Dark Matter: Light or Misunderstood?

[excession]

If this is a stupid question, just tell me.

As I understand it, even forms of pure energy can create a gravitational effect in high concentrations due to E=mc2. Would this have enough of an effect to create some of the anomalies prompting the search for DM, or has this already been taken into account?

Or, as is more likely, what have I misunderstood?

Cheers people

 

[Simon Bridge]

It has already been taken into account.

Lay-friendly description:
http://curious.astro.cornell.edu/question.php?number=446

 

[Dickfore]

Dark matter does not participate in electromagnetic interactions, hence it is dark (does not emit any form of radiation that can be absorbed). Photons interact through the electromagnetic interaction, but not ordinary Coulomb interaction because they are not charged. The main http://mightylib.mit.edu/Course%20Materials/22.01/Fall%202001/photons%20part%201.pdf through which a flux of photons loses energy are:

• Photoelectric effect
• Compton scattering
• Pair production

 

[ImaLooser]

If this is a stupid question, just tell me.

As I understand it, even forms of pure energy can create a gravitational effect in high concentrations due to E=mc2. Would this have enough of an effect to create some of the anomalies prompting the search for DM, or has this already been taken into account?

Or, as is more likely, what have I misunderstood?

Cheers people

Radiation always travels in a "straight" line at the "speed of light." It cannot remain in one place, it disperses if not contained. Dark matter isn't contained and doesn't disperse, so it can't be radiation.

 

[excession]

Cheers for that, makes a bit more sense now.

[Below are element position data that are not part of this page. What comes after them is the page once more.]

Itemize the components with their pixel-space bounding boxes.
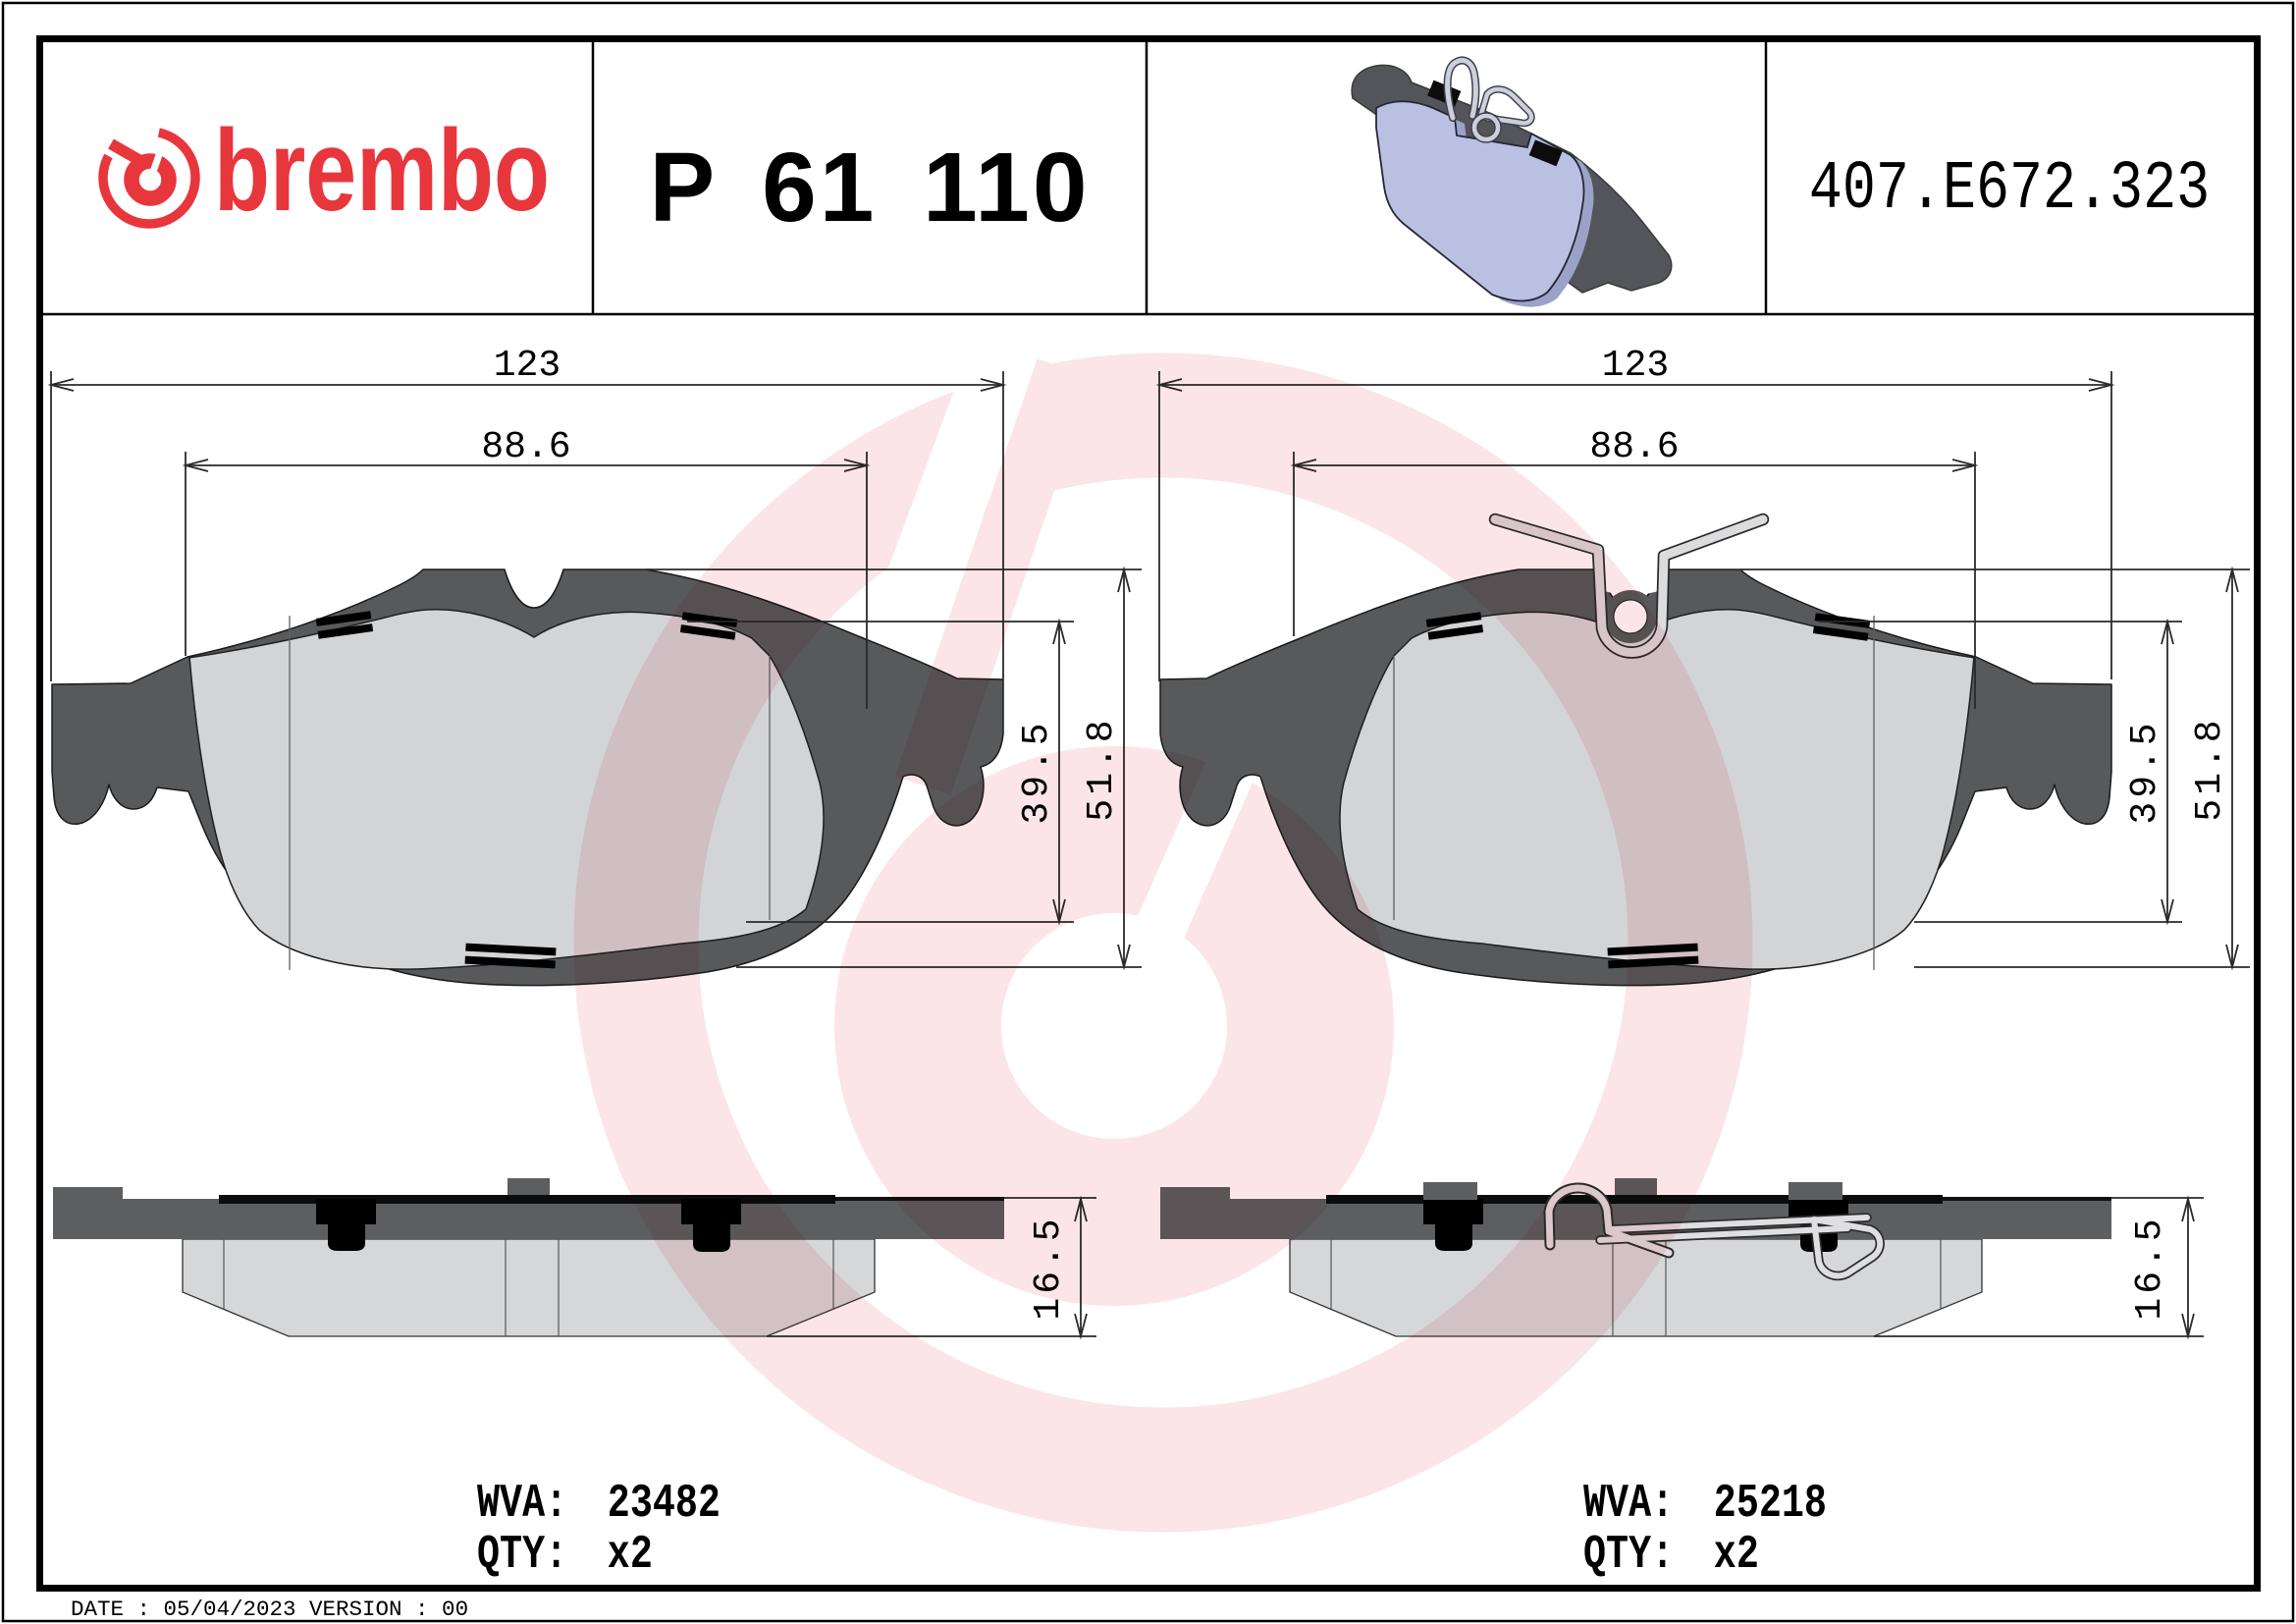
svg-text:88.6: 88.6	[1589, 426, 1679, 468]
svg-text:407.E672.323: 407.E672.323	[1809, 151, 2210, 229]
svg-text:123: 123	[494, 345, 561, 387]
svg-text:P 61 110: P 61 110	[649, 133, 1090, 243]
svg-text:123: 123	[1602, 345, 1669, 387]
svg-text:WVA: 23482: WVA: 23482	[477, 1478, 721, 1531]
svg-text:WVA: 25218: WVA: 25218	[1583, 1478, 1827, 1531]
svg-text:brembo: brembo	[214, 106, 550, 236]
svg-text:QTY: x2: QTY: x2	[477, 1529, 653, 1582]
svg-text:QTY: x2: QTY: x2	[1583, 1529, 1759, 1582]
svg-text:DATE : 05/04/2023 VERSION : 00: DATE : 05/04/2023 VERSION : 00	[71, 1597, 468, 1622]
svg-text:16.5: 16.5	[2129, 1215, 2171, 1320]
svg-text:88.6: 88.6	[481, 426, 570, 468]
svg-text:39.5: 39.5	[2124, 719, 2166, 824]
svg-text:51.8: 51.8	[2189, 716, 2231, 821]
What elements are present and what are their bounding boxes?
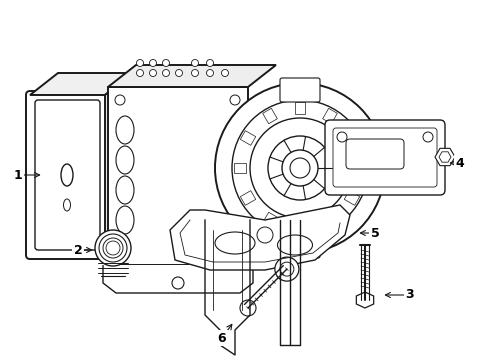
FancyBboxPatch shape xyxy=(280,78,320,102)
Circle shape xyxy=(95,230,131,266)
Polygon shape xyxy=(108,65,276,87)
Circle shape xyxy=(206,69,214,77)
Circle shape xyxy=(172,277,184,289)
FancyBboxPatch shape xyxy=(333,128,437,187)
Polygon shape xyxy=(170,205,350,270)
Circle shape xyxy=(206,59,214,67)
Polygon shape xyxy=(30,73,133,95)
FancyBboxPatch shape xyxy=(325,120,445,195)
Circle shape xyxy=(137,69,144,77)
Polygon shape xyxy=(248,107,268,127)
Text: 4: 4 xyxy=(450,157,465,170)
Circle shape xyxy=(230,95,240,105)
Polygon shape xyxy=(323,108,337,124)
Circle shape xyxy=(282,150,318,186)
Circle shape xyxy=(115,95,125,105)
Circle shape xyxy=(175,69,182,77)
Polygon shape xyxy=(295,222,305,234)
FancyBboxPatch shape xyxy=(26,91,109,259)
Circle shape xyxy=(215,83,385,253)
Circle shape xyxy=(257,227,273,243)
Ellipse shape xyxy=(64,199,71,211)
Circle shape xyxy=(192,69,198,77)
Polygon shape xyxy=(435,148,455,166)
Polygon shape xyxy=(234,163,246,173)
Polygon shape xyxy=(263,108,277,124)
Ellipse shape xyxy=(116,176,134,204)
Circle shape xyxy=(137,59,144,67)
Circle shape xyxy=(149,69,156,77)
Polygon shape xyxy=(248,235,268,255)
Circle shape xyxy=(163,69,170,77)
Circle shape xyxy=(423,132,433,142)
Text: 2: 2 xyxy=(74,243,92,257)
Polygon shape xyxy=(356,292,374,308)
Circle shape xyxy=(149,59,156,67)
Circle shape xyxy=(232,100,368,236)
FancyBboxPatch shape xyxy=(346,139,404,169)
Polygon shape xyxy=(295,102,305,114)
Text: 1: 1 xyxy=(14,168,40,181)
Circle shape xyxy=(106,241,120,255)
Polygon shape xyxy=(240,191,256,205)
Ellipse shape xyxy=(277,235,313,255)
Polygon shape xyxy=(103,265,253,293)
Polygon shape xyxy=(354,163,366,173)
Polygon shape xyxy=(323,212,337,228)
Circle shape xyxy=(280,262,294,276)
Circle shape xyxy=(275,257,299,281)
Polygon shape xyxy=(344,131,360,145)
FancyBboxPatch shape xyxy=(280,234,320,258)
Polygon shape xyxy=(240,131,256,145)
Polygon shape xyxy=(344,191,360,205)
Text: 6: 6 xyxy=(218,324,232,345)
Circle shape xyxy=(337,132,347,142)
Ellipse shape xyxy=(116,206,134,234)
Bar xyxy=(108,87,248,265)
Circle shape xyxy=(240,300,256,316)
Ellipse shape xyxy=(116,146,134,174)
Circle shape xyxy=(99,234,127,262)
Ellipse shape xyxy=(215,232,255,254)
Ellipse shape xyxy=(116,116,134,144)
Circle shape xyxy=(163,59,170,67)
Polygon shape xyxy=(105,73,133,255)
Polygon shape xyxy=(439,152,451,162)
Circle shape xyxy=(103,238,123,258)
Polygon shape xyxy=(263,212,277,228)
Text: 3: 3 xyxy=(386,288,415,302)
Circle shape xyxy=(250,118,350,218)
Text: 5: 5 xyxy=(361,226,379,239)
FancyBboxPatch shape xyxy=(35,100,100,250)
Circle shape xyxy=(192,59,198,67)
Ellipse shape xyxy=(61,164,73,186)
Circle shape xyxy=(268,136,332,200)
Circle shape xyxy=(290,158,310,178)
Circle shape xyxy=(221,69,228,77)
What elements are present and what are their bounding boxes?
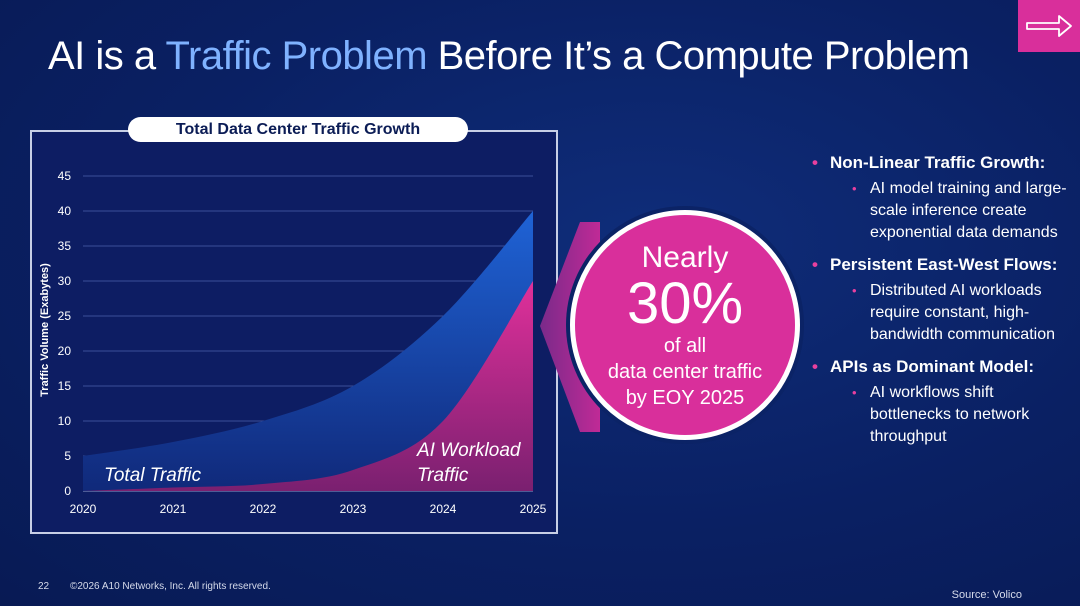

Thanks for taking time to reply.

 

[twofish-quant]

One other thing is that you can model different types of matter by their what's called an "equation of state". Basically it's how much pressure that you get if you squeeze it, and that results in a number called w. For ordinary matter, w=0, which means that the pressure is inversely proportional to the volume. For light, w=1/3, which means that if you squeeze it, then the pressure goes up faster than the inverse of the volume.

One way of thinking about it, is that if you compress gas, it gets hot, when something gets hot, the number of photons it produces goes up very, very quickly.

So you put all of this into your computer program, you figure out the lumpiness factor, and you find out that if dark matter was something like photons, then the universe would be pretty smooth. That rules out dark matter not only being photons, but it also means that it's not a particle like weird neutrinos or anything else "hot." Whatever dark matter is, it's "cold."